The latest report on marijuana legalization in Colorado from the Rocky Mountain High Intensity Drug Trafficking Area (RMHIDTA) includes a column chart that seems to show a dramatic increase in "school dropouts" after state-licensed stores began selling cannabis to recreational consumers. The actual change was about 5 percent (from 10,546 to 11,114), but the chart makes it look like dropouts more than doubled because the Y axis begins at 10,200. As I explain in my latest Forbes column, the tricky chart illustrates RMHIDTA's desperation to show that legalization has been a disaster:

During a debate while running for re-election in 2014, Colorado Gov. John Hickenlooper was asked whether voters in his state had been "reckless" when they approved marijuana legalization two years earlier. "To a certain extent you could say it was reckless," he replied. Last May, after repeatedly saying he would reverse legalization if he had "a magic wand," Hickenlooper told the Los Angeles Times, "If I had that magic wand now, I don't know if I would wave it. It's beginning to look like it might work." See if you can guess which Hickenlooper quote appears in the latest report on marijuana legalization in Colorado from the drug warriors at the Rocky Mountain High Intensity Drug Trafficking Area (RMHIDTA). It's not much of a puzzle.
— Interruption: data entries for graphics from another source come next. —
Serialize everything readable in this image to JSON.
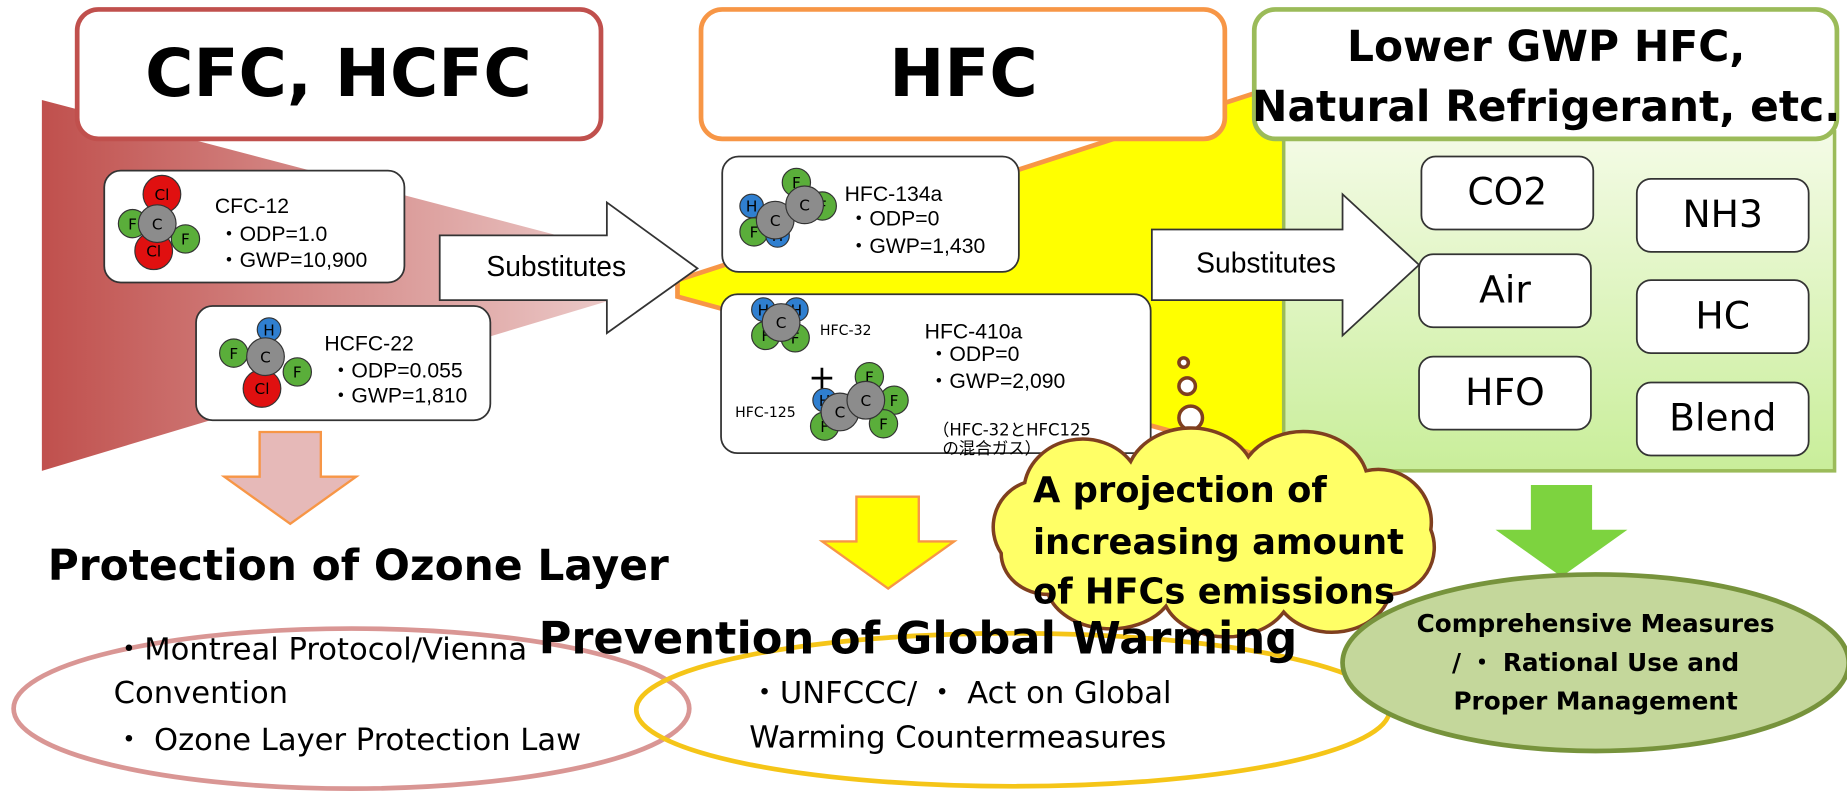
{
  "columns": [
    {
      "title": [
        "CFC,  HCFC"
      ],
      "refrigerants": [
        {
          "name": "CFC-12",
          "lines": [
            "・ODP=1.0",
            "・GWP=10,900"
          ]
        },
        {
          "name": "HCFC-22",
          "lines": [
            "・ODP=0.055",
            "・GWP=1,810"
          ]
        }
      ],
      "goal": "Protection of Ozone Layer",
      "measures": [
        "・Montreal Protocol/Vienna",
        "Convention",
        "・ Ozone Layer Protection Law"
      ]
    },
    {
      "title": [
        "HFC"
      ],
      "refrigerants": [
        {
          "name": "HFC-134a",
          "lines": [
            "・ODP=0",
            "・GWP=1,430"
          ]
        },
        {
          "name": "HFC-410a",
          "lines": [
            "・ODP=0",
            "・GWP=2,090"
          ],
          "components": [
            "HFC-32",
            "+",
            "HFC-125"
          ],
          "note": [
            "（HFC-32とHFC125",
            "の混合ガス）"
          ]
        }
      ],
      "goal": "Prevention of Global Warming",
      "measures": [
        "・UNFCCC/ ・ Act on Global",
        "Warming Countermeasures"
      ]
    },
    {
      "title": [
        "Lower GWP HFC,",
        "Natural Refrigerant, etc."
      ],
      "alternatives": [
        "CO2",
        "NH3",
        "Air",
        "HC",
        "HFO",
        "Blend"
      ],
      "measures": [
        "Comprehensive Measures",
        "/ ・ Rational Use and",
        "Proper Management"
      ]
    }
  ],
  "arrows": [
    "Substitutes",
    "Substitutes"
  ],
  "callout": [
    "A projection of",
    "increasing amount",
    "of HFCs emissions"
  ],
  "atom_labels": [
    "C",
    "F",
    "H",
    "Cl"
  ]
}
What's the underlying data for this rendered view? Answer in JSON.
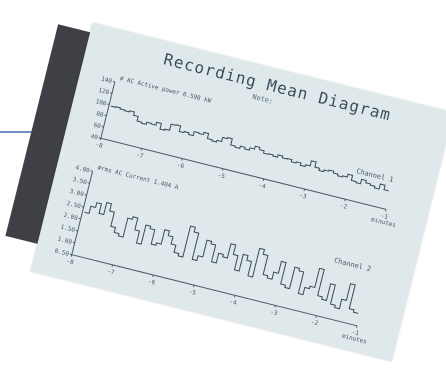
{
  "photo": {
    "title": "Recording Mean Diagram",
    "note": "Note:",
    "channels": [
      {
        "header": "#  AC  Active power  0.598 kW",
        "name": "Channel 1",
        "y_ticks": [
          "140",
          "120",
          "100",
          "80",
          "60",
          "40"
        ],
        "x_ticks": [
          "-8",
          "-7",
          "-6",
          "-5",
          "-4",
          "-3",
          "-2",
          "-1"
        ],
        "x_unit": "minutes",
        "trace": [
          98,
          99,
          97,
          96,
          98,
          92,
          84,
          82,
          86,
          85,
          90,
          80,
          82,
          93,
          94,
          84,
          86,
          83,
          90,
          89,
          93,
          84,
          82,
          85,
          92,
          94,
          83,
          81,
          85,
          82,
          86,
          91,
          87,
          83,
          84,
          82,
          86,
          83,
          84,
          80,
          82,
          78,
          81,
          90,
          81,
          77,
          80,
          82,
          79,
          76,
          78,
          83,
          74,
          72,
          80,
          76,
          74,
          71,
          80,
          72
        ]
      },
      {
        "header": "#rms  AC  Current  1.404 A",
        "name": "Channel 2",
        "y_ticks": [
          "4.00",
          "3.50",
          "3.00",
          "2.50",
          "2.00",
          "1.50",
          "1.00",
          "0.50"
        ],
        "x_ticks": [
          "-8",
          "-7",
          "-6",
          "-5",
          "-4",
          "-3",
          "-2",
          "-1"
        ],
        "x_unit": "minutes",
        "trace": [
          2.3,
          2.6,
          2.8,
          2.4,
          2.9,
          2.6,
          2.0,
          1.8,
          1.7,
          2.5,
          2.6,
          2.1,
          1.6,
          2.4,
          2.3,
          1.7,
          1.8,
          2.4,
          2.2,
          1.9,
          1.6,
          1.5,
          2.8,
          2.6,
          1.5,
          1.7,
          2.4,
          2.3,
          1.6,
          2.0,
          1.9,
          2.5,
          2.1,
          1.5,
          2.2,
          2.0,
          1.4,
          2.6,
          2.4,
          1.6,
          1.5,
          1.8,
          2.3,
          1.4,
          1.3,
          2.2,
          2.1,
          1.2,
          1.5,
          1.6,
          2.4,
          1.3,
          1.2,
          1.9,
          1.1,
          1.0,
          1.4,
          2.1,
          1.1,
          1.0
        ]
      }
    ]
  }
}
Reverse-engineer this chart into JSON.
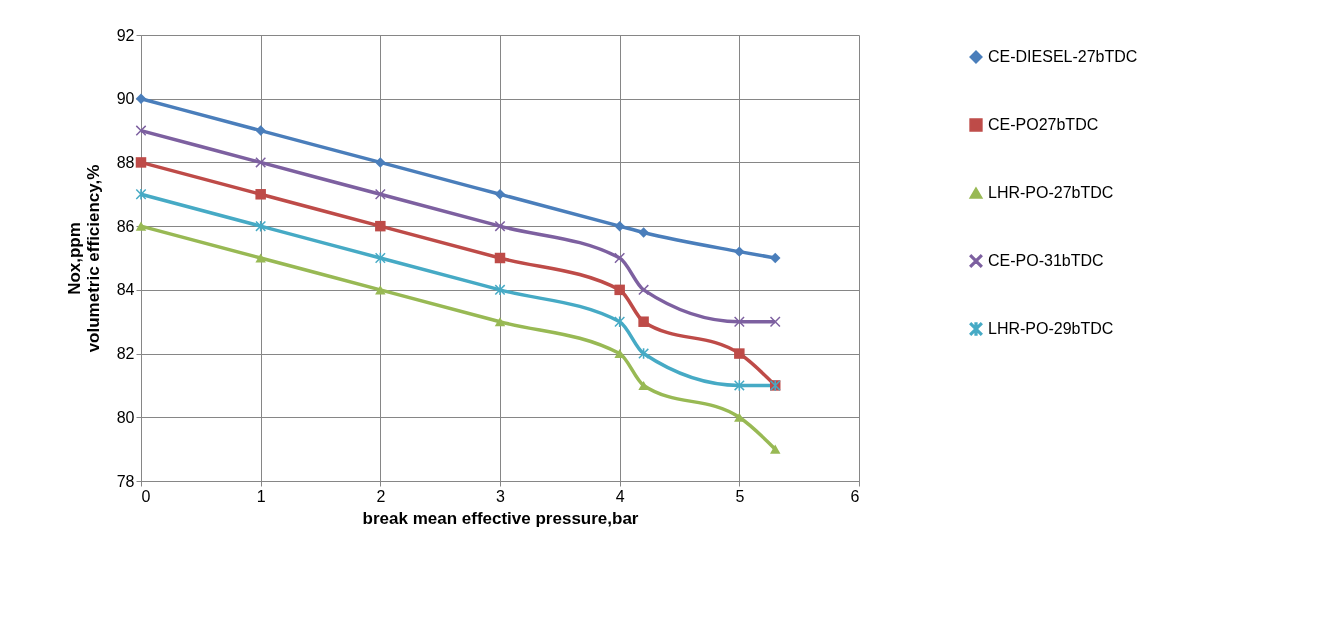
{
  "chart_data": {
    "type": "line",
    "xlabel": "break mean effective pressure,bar",
    "ylabel": "volumetric efficiency,%",
    "annotations": [
      "Nox,ppm"
    ],
    "x": [
      0,
      1,
      2,
      3,
      4,
      4.2,
      5,
      5.3
    ],
    "series": [
      {
        "name": "CE-DIESEL-27bTDC",
        "color": "#4a7ebb",
        "marker": "diamond",
        "values": [
          90,
          89,
          88,
          87,
          86,
          85.8,
          85.2,
          85
        ]
      },
      {
        "name": "CE-PO27bTDC",
        "color": "#be4b48",
        "marker": "square",
        "values": [
          88,
          87,
          86,
          85,
          84,
          83,
          82,
          81
        ]
      },
      {
        "name": "LHR-PO-27bTDC",
        "color": "#98b954",
        "marker": "triangle",
        "values": [
          86,
          85,
          84,
          83,
          82,
          81,
          80,
          79
        ]
      },
      {
        "name": "CE-PO-31bTDC",
        "color": "#7d60a0",
        "marker": "cross",
        "values": [
          89,
          88,
          87,
          86,
          85,
          84,
          83,
          83
        ]
      },
      {
        "name": "LHR-PO-29bTDC",
        "color": "#46aac5",
        "marker": "star",
        "values": [
          87,
          86,
          85,
          84,
          83,
          82,
          81,
          81
        ]
      }
    ],
    "xlim": [
      0,
      6
    ],
    "xticks": [
      0,
      1,
      2,
      3,
      4,
      5,
      6
    ],
    "ylim": [
      78,
      92
    ],
    "yticks": [
      78,
      80,
      82,
      84,
      86,
      88,
      90,
      92
    ],
    "grid": true,
    "legend": "right",
    "line_style": "solid"
  }
}
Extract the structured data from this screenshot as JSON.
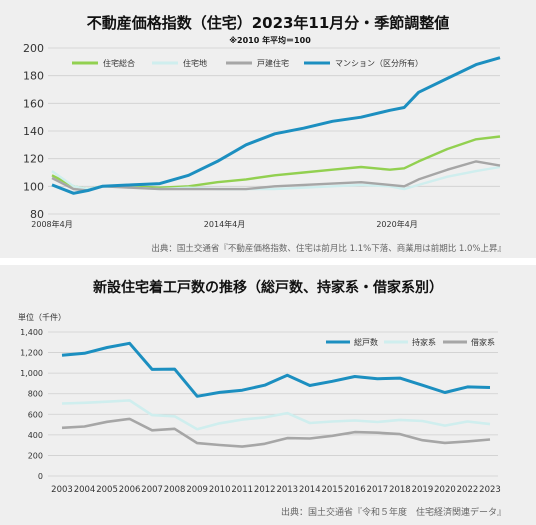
{
  "chart_data": [
    {
      "type": "line",
      "title": "不動産価格指数（住宅）2023年11月分・季節調整値",
      "subtitle": "※2010 年平均＝100",
      "source": "出典：国土交通省『不動産価格指数、住宅は前月比 1.1%下落、商業用は前期比 1.0%上昇』",
      "x_ticks": [
        "2008年4月",
        "2014年4月",
        "2020年4月"
      ],
      "ylim": [
        80,
        200
      ],
      "y_ticks": [
        80,
        100,
        120,
        140,
        160,
        180,
        200
      ],
      "grid": "horizontal",
      "legend_position": "top",
      "x": [
        2008.25,
        2009.0,
        2009.5,
        2010.0,
        2011.0,
        2012.0,
        2013.0,
        2014.0,
        2015.0,
        2016.0,
        2017.0,
        2018.0,
        2019.0,
        2020.0,
        2020.5,
        2021.0,
        2022.0,
        2023.0,
        2023.83
      ],
      "series": [
        {
          "name": "住宅総合",
          "color": "#92d050",
          "values": [
            108,
            100,
            98,
            100,
            100,
            99,
            100,
            103,
            105,
            108,
            110,
            112,
            114,
            112,
            113,
            118,
            127,
            134,
            136
          ]
        },
        {
          "name": "住宅地",
          "color": "#cfeeee",
          "values": [
            111,
            100,
            98,
            100,
            99,
            98,
            99,
            98,
            98,
            98,
            99,
            100,
            101,
            100,
            98,
            101,
            107,
            111,
            114
          ]
        },
        {
          "name": "戸建住宅",
          "color": "#a6a6a6",
          "values": [
            106,
            98,
            97,
            100,
            99,
            98,
            98,
            98,
            98,
            100,
            101,
            102,
            103,
            101,
            100,
            105,
            112,
            118,
            115
          ]
        },
        {
          "name": "マンション（区分所有）",
          "color": "#1c8fc0",
          "values": [
            101,
            95,
            97,
            100,
            101,
            102,
            108,
            118,
            130,
            138,
            142,
            147,
            150,
            155,
            157,
            168,
            178,
            188,
            193
          ]
        }
      ]
    },
    {
      "type": "line",
      "title": "新設住宅着工戸数の推移（総戸数、持家系・借家系別）",
      "ylabel": "単位（千件）",
      "source": "出典：国土交通省『令和５年度　住宅経済関連データ』",
      "ylim": [
        0,
        1400
      ],
      "y_ticks": [
        "0",
        "200",
        "400",
        "600",
        "800",
        "1,000",
        "1,200",
        "1,400"
      ],
      "grid": "horizontal",
      "legend_position": "top-right",
      "categories": [
        "2003",
        "2004",
        "2005",
        "2006",
        "2007",
        "2008",
        "2009",
        "2010",
        "2011",
        "2012",
        "2013",
        "2014",
        "2015",
        "2016",
        "2017",
        "2018",
        "2019",
        "2020",
        "2022",
        "2023"
      ],
      "series": [
        {
          "name": "総戸数",
          "color": "#1c8fc0",
          "values": [
            1174,
            1193,
            1249,
            1290,
            1036,
            1039,
            775,
            813,
            834,
            883,
            980,
            880,
            921,
            967,
            946,
            952,
            883,
            812,
            866,
            860
          ]
        },
        {
          "name": "持家系",
          "color": "#cfeeee",
          "values": [
            705,
            712,
            722,
            735,
            592,
            580,
            455,
            512,
            548,
            570,
            612,
            515,
            530,
            540,
            525,
            545,
            535,
            490,
            530,
            505
          ]
        },
        {
          "name": "借家系",
          "color": "#a6a6a6",
          "values": [
            469,
            481,
            527,
            555,
            444,
            459,
            320,
            301,
            286,
            313,
            368,
            365,
            391,
            427,
            421,
            407,
            348,
            322,
            336,
            355
          ]
        }
      ]
    }
  ]
}
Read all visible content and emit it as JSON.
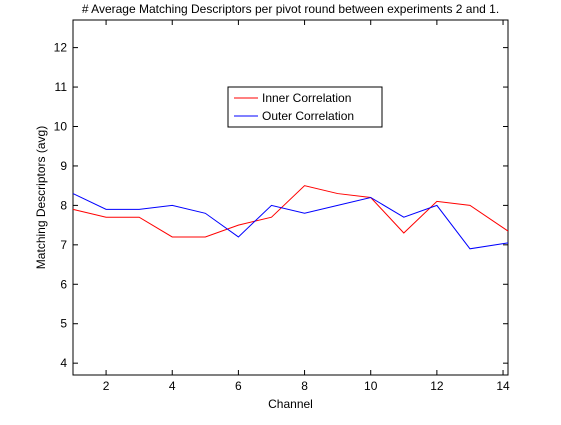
{
  "chart_data": {
    "type": "line",
    "title": "# Average Matching Descriptors per pivot round between experiments 2 and 1.",
    "xlabel": "Channel",
    "ylabel": "Matching Descriptors (avg)",
    "xlim": [
      1,
      14.15
    ],
    "ylim": [
      3.7,
      12.7
    ],
    "xticks": [
      2,
      4,
      6,
      8,
      10,
      12,
      14
    ],
    "yticks": [
      4,
      5,
      6,
      7,
      8,
      9,
      10,
      11,
      12
    ],
    "grid": false,
    "legend_position": "top-center",
    "x": [
      1,
      2,
      3,
      4,
      5,
      6,
      7,
      8,
      9,
      10,
      11,
      12,
      13,
      14.15
    ],
    "series": [
      {
        "name": "Inner Correlation",
        "color": "#ff0000",
        "values": [
          7.9,
          7.7,
          7.7,
          7.2,
          7.2,
          7.5,
          7.7,
          8.5,
          8.3,
          8.2,
          7.3,
          8.1,
          8.0,
          7.35
        ]
      },
      {
        "name": "Outer Correlation",
        "color": "#0000ff",
        "values": [
          8.3,
          7.9,
          7.9,
          8.0,
          7.8,
          7.2,
          8.0,
          7.8,
          8.0,
          8.2,
          7.7,
          8.0,
          6.9,
          7.05
        ]
      }
    ]
  }
}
Since suppressing the use of marijuana and other illegal drugs is RMHIDTA's mission, its reports on legalization are indictments masquerading as objective assessments. The same organization that last year falsely claimed public support for legalization had declined in Colorado this year portrays a governor who sounds cautiously optimistic about legalization as unambiguously against it. The report's treatment of Hickenlooper is of a piece with its one-sided approach, which focuses exclusively on the negative consequences of legalization and exaggerates what we know about them. RMHIDTA likes to present dramatic, seemingly scientific charts that make legalization look like a big mistake. The difficulties of interpreting the data presented in the charts are usually relegated to a footnote, assuming they are mentioned at all.